44. Woman – Paddy Casey
45. Grow Old With Me – The Postal Service
46. Real Love – Regina Spektor
47. No.9 Dream – R.E.M.
48. Well Well Well – Rocky Dawuni
49. Isolation – Snow Patrol
50. Love – The Cure
51. One Day at a Time – The Raveonettes
52. Instant Karma – The Waking Eyes
53. Working Class Hero – Tina Dickow
54. Instant Karma – Tokio Hotel
55. John Sinclair – Trevor Menear
56. Instant Karma – U2
57. Give Peace a Chance – The Voices of Asia
58. Crippled Inside – Widespread Panic
59. Imagine – Willie Nelson
60. Oh, My Love – Yellowcard
61. Jealous Guy – Youssou N'Dour

==Unreleased recordings==

The Instant Karma project and the Make Some Noise initiative that preceded it stimulated a desire by many artists to contribute recordings. In addition to the 61 tracks released through the various CD and digital configurations of Instant Karma there were 8 tracks created for the project that did not get included in any format. One track was released subsequently by Amnesty as a separate high-profile project. (Detailed below). These are the 7 tracks created for the Instant Karma project that have not to date been released by Amnesty:

1. "Mind Games" – MIA.
2. "Give Peace a Chance" – Puppetmastaz featuring Angie Reed
3. "Imagine" – Josh Groban
4. "Jealous Guy" – K-OS
5. "Working Class Hero" – Racoon
6. "Instant Karma!" – The Sheer
7. "Happy Xmas (War Is Over)" – Maroon 5

==Ozzy Osbourne tribute to Lennon==
In 2007, Ozzy Osbourne recorded a version of "How?" specially for the Instant Karma produced by Mark Hudson. For reasons never publicly disclosed the recording was not incorporated in any of the released versions of the album.

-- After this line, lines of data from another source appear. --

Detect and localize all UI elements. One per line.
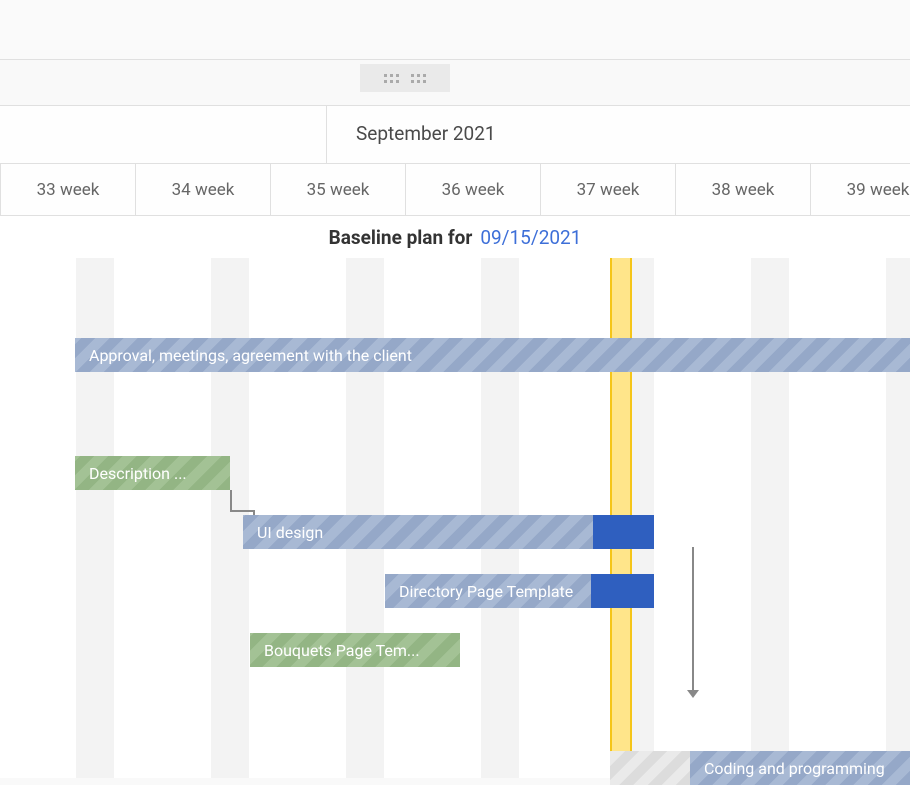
weekend-column bbox=[886, 258, 910, 778]
week-header: 35 week bbox=[270, 164, 405, 215]
week-header: 36 week bbox=[405, 164, 540, 215]
dependency-arrow-icon bbox=[687, 690, 699, 698]
weeks-row: 33 week34 week35 week36 week37 week38 we… bbox=[0, 164, 910, 216]
month-label: September 2021 bbox=[356, 122, 496, 145]
dependency-line bbox=[230, 510, 253, 512]
weekend-column bbox=[751, 258, 790, 778]
month-divider bbox=[326, 106, 327, 163]
task-bar[interactable]: Description ... bbox=[75, 456, 230, 490]
dependency-line bbox=[230, 490, 232, 510]
dependency-line bbox=[692, 547, 694, 690]
gantt-chart-area[interactable]: Approval, meetings, agreement with the c… bbox=[0, 258, 910, 778]
task-bar-progress[interactable] bbox=[593, 515, 654, 549]
timeline-header: September 2021 33 week34 week35 week36 w… bbox=[0, 105, 910, 258]
task-bar[interactable]: Directory Page Template bbox=[385, 574, 591, 608]
week-header: 33 week bbox=[0, 164, 135, 215]
week-header: 39 week bbox=[810, 164, 910, 215]
task-bar[interactable]: UI design bbox=[243, 515, 593, 549]
panel-drag-handle[interactable] bbox=[360, 64, 450, 92]
grip-icon bbox=[384, 74, 399, 83]
task-bar[interactable]: Bouquets Page Tem... bbox=[250, 633, 460, 667]
week-header: 38 week bbox=[675, 164, 810, 215]
task-bar-progress[interactable] bbox=[591, 574, 654, 608]
week-header: 34 week bbox=[135, 164, 270, 215]
top-toolbar-area bbox=[0, 0, 910, 60]
baseline-title: Baseline plan for bbox=[329, 226, 473, 249]
month-row: September 2021 bbox=[0, 106, 910, 164]
baseline-row: Baseline plan for 09/15/2021 bbox=[0, 216, 910, 258]
grip-icon bbox=[411, 74, 426, 83]
baseline-date[interactable]: 09/15/2021 bbox=[480, 226, 581, 249]
weekend-column bbox=[76, 258, 115, 778]
task-bar[interactable]: Approval, meetings, agreement with the c… bbox=[75, 338, 910, 372]
week-header: 37 week bbox=[540, 164, 675, 215]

In 2010, Osbourne was working on an unrelated TV project with longtime Amnesty producer Martin Lewis, who three decades earlier had instigated Amnesty's outreach to rock musicians by recruiting and producing Pete Townshend, Sting, Eric Clapton, Jeff Beck, Bob Geldof and others for Amnesty.

Lewis encouraged Osbourne to re-purpose his unused Lennon recording for a new project saluting Lennon. Osbourne agreed to donate his track for a special iTunes charity single benefiting Amnesty to be released in October 2010 in conjunction with multiple celebrations of the 70th anniversary of Lennon's birth including an all-star concert for Amnesty in New York City.

Osbourne then made a special music video shot in Manhattan paying his very personal tribute to Lennon, produced by Lewis and directed by filmmaker Ernie Fritz.

The charity release was blessed by Yoko Ono who stated "John's spirit and influence is stronger than ever. John shared a common purpose with Amnesty International - shining a light on wrongs and campaigning to protect people's rights. We all shine on!"